D iese Stimme fehlte in diesem antiisraelischen Konzert zum Eurovision Song Contest noch. Nun ergänzt sie den Chor all der Frustrierten, die sich über das den nicht erfolgten Rauswurf des israelischen Senders KAN ärgern. In einem Instagram-Post erklärte Nemo, 2024 für die Schweiz beim ESC mit dem Lied The Code erfolgreich, den Siegespokal an die European Broadcasting Union (EBU) in Genf zurücksenden zu wollen. „Ich habe heute das Gefühl, dass diese Trophäe nicht mehr in mein Regal gehört.“
Die EBU hatte auf ihrer Generalversammlung Ende voriger Woche mit Dreiviertelmehrheit aus allen eurovisionären Ländern beschlossen, Israel auch im kommenden Jahr in Wien willkommen zu heißen. Mehrere TV-Sender sagten daraufhin ihre Teilnahmen ab: Island, die Niederlande, Spanien, Irland und Slowenien, möglicherweise auch Portugal. Die meisten ihrer teilnehmenden KünstlerInnen erklärten, im Falle eines Sieges im eigenen Land nicht zum 70. ESC reisen zu wollen.
Das alles ist nicht überraschend. Auch nicht, dass Dana International, legendäre ESC-Siegerin von 1998, Transfrau und Israelin, ihrerseits auf Instagram ihre Verstörung über die eisigen Boykottaufrufe wider ihr Land kommentierte. Erwartbar war auch, dass ein ESC-Gewinner von 2017 wie Salvador Sobral aus Portugal gegen Israels weitere Teilnahme scharfe Widerworte fand.
Die KünstlerInnen, darunter Nemo, Sobral, Bambie Thug aus Irland, sind in den sozialen Medien populär geworden, über ihre Communitys. Die forderten sie auf, sich zu positionieren, antiisraelisch und ohne je ein Wort über die Hamas-Massaker vom 7. Oktober 2023 zu verlieren, bei denen Hunderte Menschen auf dem Nova-Musikfestival ermordet wurden, Menschen, die zum Kernpublikum des modernisierten ESC gehörten.
Stocken der Karriere
Musikalisch war Nemo schon vor dem ESC eine in der Schweiz bekannte (und hochkompetente) Figur und bleibt es als Ereignis der eidgenössischen Kulturgeschichte auch. Auch ohne solch ein Standing fällt es vielen leicht, dem Druck nachzugeben. Nur: Die Karriere nach dem ESC, die stockte. Nemo saß – und sitzt – damit dem klassischen Irrtum aller durch einen ESC-Abend prominent gewordenen Sängerinnen und Sänger, Bands und Performancegruppen auf: dass nämlich eine prima Vorstellung beim ESC – gar für SiegerInnen – die internationale Karriere garantiert.
Dabei lehrt die ESC-Geschichte: Mit einem Sieg beim zeitgenössisch wichtigsten Popwettbewerb der Welt ist die große Erfolgsgeschichte noch nicht erzählt. Erst danach, so der kürzlich verstorbene Münchner Musikmanager Hans R. Beierlein, beginnt die harte Arbeit an einer langfristigen Laufbahn.

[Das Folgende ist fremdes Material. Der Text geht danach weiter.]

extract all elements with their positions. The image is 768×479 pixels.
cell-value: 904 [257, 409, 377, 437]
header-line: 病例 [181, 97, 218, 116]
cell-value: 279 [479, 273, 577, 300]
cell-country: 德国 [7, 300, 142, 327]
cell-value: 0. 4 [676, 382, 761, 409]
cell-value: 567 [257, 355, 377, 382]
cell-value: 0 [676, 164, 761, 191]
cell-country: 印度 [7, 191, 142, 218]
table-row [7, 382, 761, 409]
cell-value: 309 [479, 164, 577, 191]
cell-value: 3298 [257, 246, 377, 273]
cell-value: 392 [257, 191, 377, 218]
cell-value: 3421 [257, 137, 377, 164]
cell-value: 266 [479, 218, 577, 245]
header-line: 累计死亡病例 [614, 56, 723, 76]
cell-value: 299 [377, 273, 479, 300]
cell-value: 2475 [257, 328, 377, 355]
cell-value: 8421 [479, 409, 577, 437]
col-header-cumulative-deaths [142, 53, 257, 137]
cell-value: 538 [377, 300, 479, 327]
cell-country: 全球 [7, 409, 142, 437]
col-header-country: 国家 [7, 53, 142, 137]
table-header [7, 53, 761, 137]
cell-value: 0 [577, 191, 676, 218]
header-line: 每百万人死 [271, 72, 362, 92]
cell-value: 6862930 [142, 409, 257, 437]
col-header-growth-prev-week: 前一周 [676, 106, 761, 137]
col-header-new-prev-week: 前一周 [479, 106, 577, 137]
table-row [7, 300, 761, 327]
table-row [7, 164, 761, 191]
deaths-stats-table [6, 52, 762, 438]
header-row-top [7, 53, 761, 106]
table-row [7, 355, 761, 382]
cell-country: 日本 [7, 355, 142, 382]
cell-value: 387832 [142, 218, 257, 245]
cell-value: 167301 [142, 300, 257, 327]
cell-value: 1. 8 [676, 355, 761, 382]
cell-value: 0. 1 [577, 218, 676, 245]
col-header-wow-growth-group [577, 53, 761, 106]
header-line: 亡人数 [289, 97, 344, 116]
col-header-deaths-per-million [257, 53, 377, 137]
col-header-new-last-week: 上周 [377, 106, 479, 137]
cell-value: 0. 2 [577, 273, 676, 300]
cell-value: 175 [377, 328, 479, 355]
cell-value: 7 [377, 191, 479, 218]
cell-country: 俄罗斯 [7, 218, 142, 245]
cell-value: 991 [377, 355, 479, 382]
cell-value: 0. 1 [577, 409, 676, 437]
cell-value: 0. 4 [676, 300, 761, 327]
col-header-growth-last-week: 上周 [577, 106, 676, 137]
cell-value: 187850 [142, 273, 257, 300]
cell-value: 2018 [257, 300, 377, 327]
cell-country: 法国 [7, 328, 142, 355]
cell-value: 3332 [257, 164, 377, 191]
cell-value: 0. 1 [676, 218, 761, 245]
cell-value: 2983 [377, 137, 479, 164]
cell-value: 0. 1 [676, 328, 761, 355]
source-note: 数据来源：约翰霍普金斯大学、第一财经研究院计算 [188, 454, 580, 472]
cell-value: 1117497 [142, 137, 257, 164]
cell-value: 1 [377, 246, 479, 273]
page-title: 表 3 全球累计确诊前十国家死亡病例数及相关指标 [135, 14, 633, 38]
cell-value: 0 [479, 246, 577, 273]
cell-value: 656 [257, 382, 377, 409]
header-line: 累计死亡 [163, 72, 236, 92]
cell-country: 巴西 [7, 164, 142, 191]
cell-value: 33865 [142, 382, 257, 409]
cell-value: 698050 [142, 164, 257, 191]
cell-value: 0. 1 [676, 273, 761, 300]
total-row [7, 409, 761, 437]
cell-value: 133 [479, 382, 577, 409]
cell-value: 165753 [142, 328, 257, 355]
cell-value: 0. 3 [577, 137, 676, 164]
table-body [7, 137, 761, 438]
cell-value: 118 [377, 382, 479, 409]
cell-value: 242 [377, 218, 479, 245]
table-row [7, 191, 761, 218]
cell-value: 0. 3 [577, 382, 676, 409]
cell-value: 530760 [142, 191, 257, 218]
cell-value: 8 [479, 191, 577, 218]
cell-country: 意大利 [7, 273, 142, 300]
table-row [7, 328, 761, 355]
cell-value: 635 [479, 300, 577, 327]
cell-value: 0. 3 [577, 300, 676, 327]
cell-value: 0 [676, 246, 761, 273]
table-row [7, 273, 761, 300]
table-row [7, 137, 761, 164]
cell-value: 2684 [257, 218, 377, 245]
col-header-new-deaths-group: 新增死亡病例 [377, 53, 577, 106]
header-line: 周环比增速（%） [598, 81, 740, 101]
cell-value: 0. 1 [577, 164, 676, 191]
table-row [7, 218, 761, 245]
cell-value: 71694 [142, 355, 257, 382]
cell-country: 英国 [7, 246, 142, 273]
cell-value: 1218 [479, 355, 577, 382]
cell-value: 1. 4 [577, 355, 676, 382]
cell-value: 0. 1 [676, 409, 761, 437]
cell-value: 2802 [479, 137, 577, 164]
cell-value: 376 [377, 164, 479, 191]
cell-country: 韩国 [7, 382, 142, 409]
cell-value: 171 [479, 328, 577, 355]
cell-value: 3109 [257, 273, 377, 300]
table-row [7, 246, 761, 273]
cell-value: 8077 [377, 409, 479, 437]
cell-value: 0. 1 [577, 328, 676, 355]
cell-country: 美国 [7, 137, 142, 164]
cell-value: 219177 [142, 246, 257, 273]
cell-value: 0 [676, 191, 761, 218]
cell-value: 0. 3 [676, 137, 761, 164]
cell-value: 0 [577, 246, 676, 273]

Abba beherzigten das nach ihrem Sieg 1974 in Brighton, andere auch. Nemo indes rangiert nach „The Code“ wieder unter ferner sangen, ist international nicht gefragt, da half auch die teils giftige Anti-Israel-Solidarität auf Social Media nicht.
Kein Grund zur Trauer
Dass mit dem Siegesvortrag beim ESC in der Nacht zum 12. Mai 2024 nicht viel Manna vom Pophimmel herabregnete, muss Nemo nicht verdrießlich stimmen: Nun ist Nemo ein One-Hit-Wonder, und das ist auch schon ein erheblicher Unterschied zu 99 Prozent aller pop-ambitionierten KünstlerInnen – die es ein Leben lang versuchen und doch nie einzuschlagen wussten, nie einen Hit landeten.
Die Vorbereitungen des österreichischen Senders ORF laufen weiter. In Wien wird der 70. ESC seit 1956 im Mai stattfinden. Finanziell sei das Budget durch den Boykott von fünf Ländern nicht erschüttert worden, hört man – und in der ARD, erstmals verantwortet nicht mehr durch den NDR, sondern den SWR in Stuttgart, ist die Vorentscheidungsshow auf den 28. Februar terminiert.